佐賀大のダイヤモンド半導体、世界最高出力を記録 米国学会が注目

 佐賀大理工学部の嘉数誠教授(61)=半導体工学=らの研究グループは10日、作製したダイヤモンドのパワー半導体が1平方センチ当たりの出力電力で875メガワットを記録したと発表した。ダイヤモンドとしては世界最高で、電子工学で権威のある米国電気電子学会の学術論文誌5月号に掲載され、注目論文として表紙を飾った。

 出力電力はオン、オフを切り替えられる値で、わずか指先ほどの大きさで、17万5千世帯の使用電力を制御できる計算になる。全ての半導体材料で比較すると、米国マサチューセッツ工科大学(MIT)による窒化ガリウムによる2093メガワットの次に高い。嘉数教授は「窒化ガリウムの研究がメーカーや大学で盛んに行われている。われわれはダイヤモンドでMITの背中が見えるところまで来た。1、2年で超えられる」と話す。

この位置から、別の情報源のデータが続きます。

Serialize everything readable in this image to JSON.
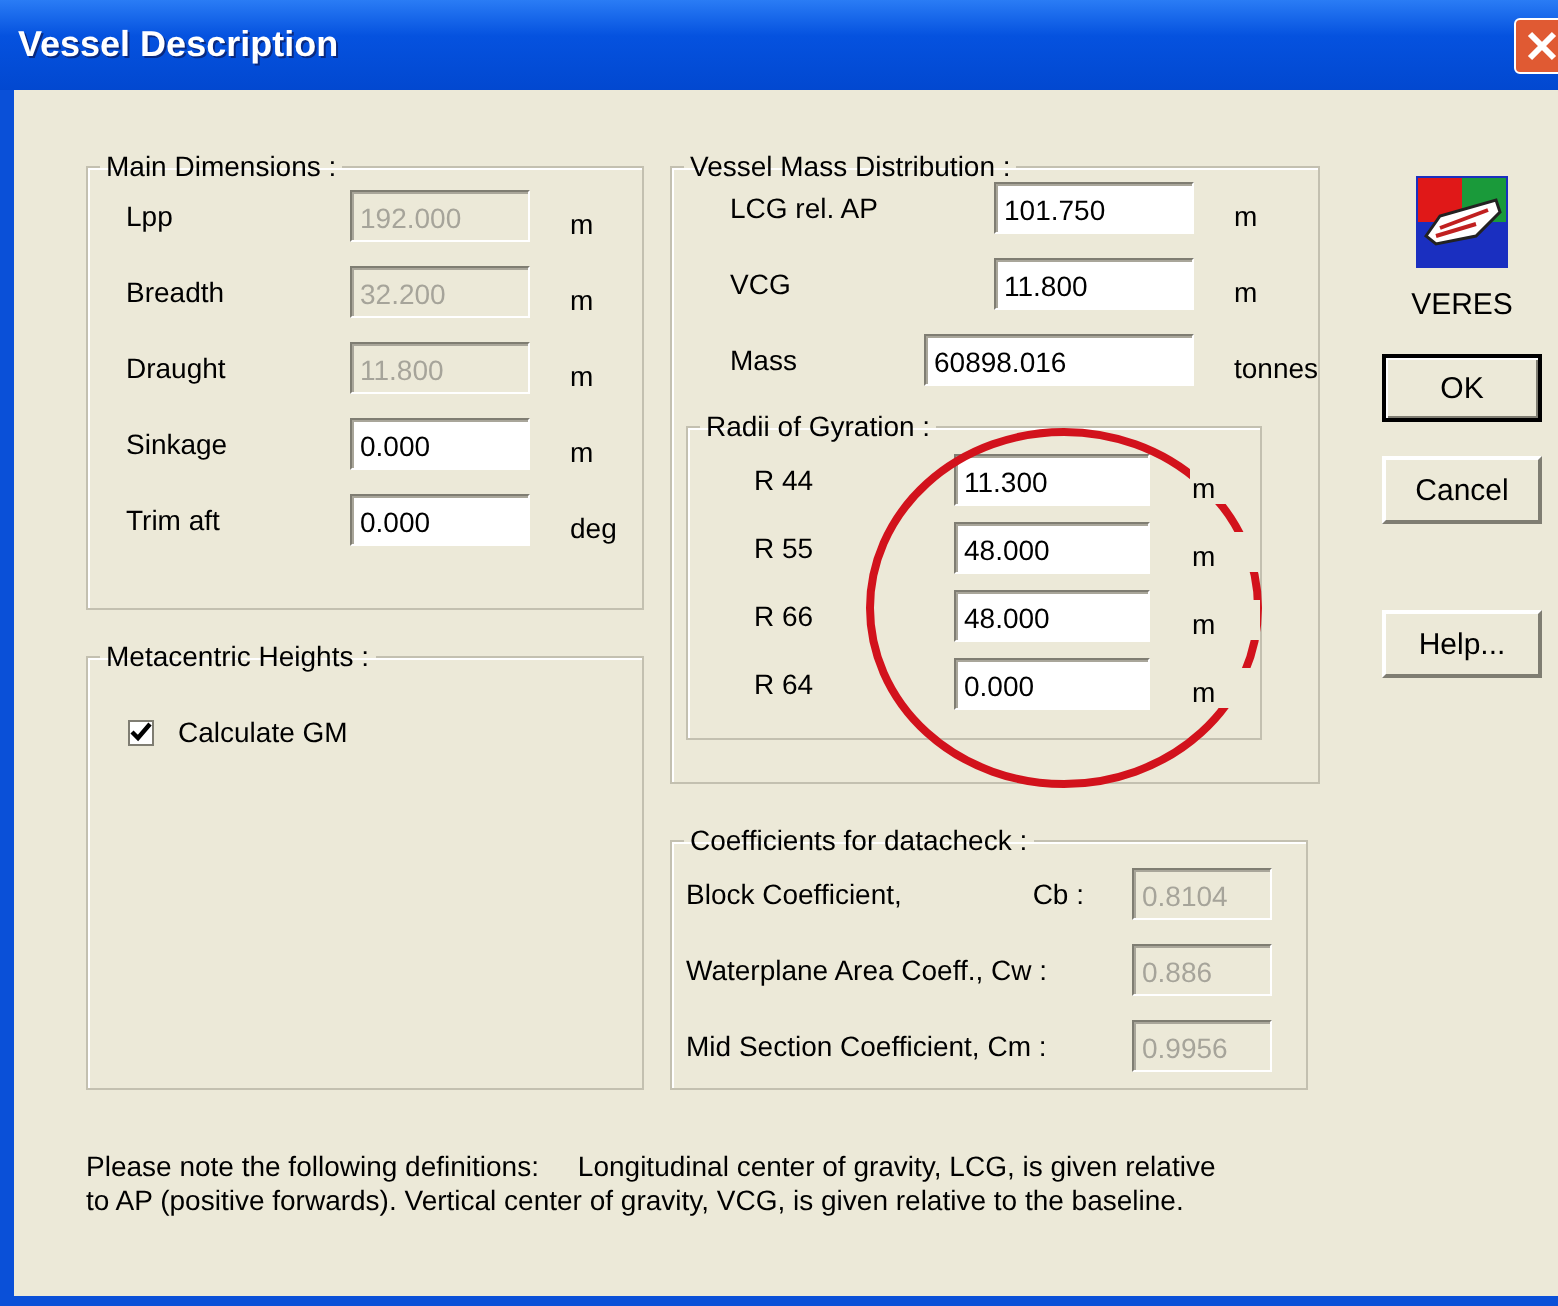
{
  "window": {
    "title": "Vessel Description"
  },
  "main_dimensions": {
    "title": "Main Dimensions :",
    "rows": [
      {
        "label": "Lpp",
        "value": "192.000",
        "unit": "m",
        "disabled": true
      },
      {
        "label": "Breadth",
        "value": "32.200",
        "unit": "m",
        "disabled": true
      },
      {
        "label": "Draught",
        "value": "11.800",
        "unit": "m",
        "disabled": true
      },
      {
        "label": "Sinkage",
        "value": "0.000",
        "unit": "m",
        "disabled": false
      },
      {
        "label": "Trim aft",
        "value": "0.000",
        "unit": "deg",
        "disabled": false
      }
    ]
  },
  "metacentric_heights": {
    "title": "Metacentric Heights :",
    "checkbox": {
      "label": "Calculate GM",
      "checked": true
    }
  },
  "mass_distribution": {
    "title": "Vessel Mass Distribution :",
    "rows": [
      {
        "label": "LCG rel. AP",
        "value": "101.750",
        "unit": "m",
        "wide": false
      },
      {
        "label": "VCG",
        "value": "11.800",
        "unit": "m",
        "wide": false
      },
      {
        "label": "Mass",
        "value": "60898.016",
        "unit": "tonnes",
        "wide": true
      }
    ],
    "radii": {
      "title": "Radii of Gyration :",
      "rows": [
        {
          "label": "R 44",
          "value": "11.300",
          "unit": "m"
        },
        {
          "label": "R 55",
          "value": "48.000",
          "unit": "m"
        },
        {
          "label": "R 66",
          "value": "48.000",
          "unit": "m"
        },
        {
          "label": "R 64",
          "value": "0.000",
          "unit": "m"
        }
      ]
    }
  },
  "coefficients": {
    "title": "Coefficients for datacheck :",
    "rows": [
      {
        "label": "Block Coefficient,",
        "symbol": "Cb :",
        "value": "0.8104",
        "disabled": true
      },
      {
        "label": "Waterplane Area Coeff., Cw :",
        "value": "0.886",
        "disabled": true
      },
      {
        "label": "Mid Section Coefficient, Cm :",
        "value": "0.9956",
        "disabled": true
      }
    ]
  },
  "logo": {
    "label": "VERES"
  },
  "buttons": [
    {
      "label": "OK",
      "default": true
    },
    {
      "label": "Cancel",
      "default": false
    },
    {
      "label": "Help...",
      "default": false
    }
  ],
  "note_lines": [
    "Please note the following definitions:     Longitudinal center of gravity, LCG, is given relative",
    "to AP (positive forwards). Vertical center of gravity, VCG, is given relative to the baseline."
  ]
}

 性能や耐久性に優れるダイヤモンド半導体は「究極の半導体」と呼ばれている。理論上で知られていた特性を、佐賀大とアダマンド並木精密宝石(並木里也子社長、東京)のグループが研究を通して次々と実証している。昨年4月に従来のダイヤモンド半導体の22倍となる1平方センチ当たり179メガワットを記録したと発表し、同年9月には345メガワットに達したと発表した。

 今回はこれまでの技術開発に加え、人工ダイヤモンドの表面を原子レベルで平坦にする新たな研磨技術で進化を遂げた。1年前に「5年以内の量産化」としていた実用化のめどは「順調に進んでいる」という。

 現在、地上にある携帯電話の基地局を人工衛星に移す計画が具体化しており、人工衛星搭載の送信用パワー半導体として最適という。宇宙空間は宇宙線と呼ばれる放射線が飛び交い、半導体が誤動作をしたり、半導体を壊したりする問題が起こっている。嘉数教授は「ダイヤモンド半導体は宇宙線への耐久性がある。宇宙であれば少々コストが高くても入って行ける」とし、JAXA(宇宙航空研究開発機構)と共同研究を始める計画があると明かした。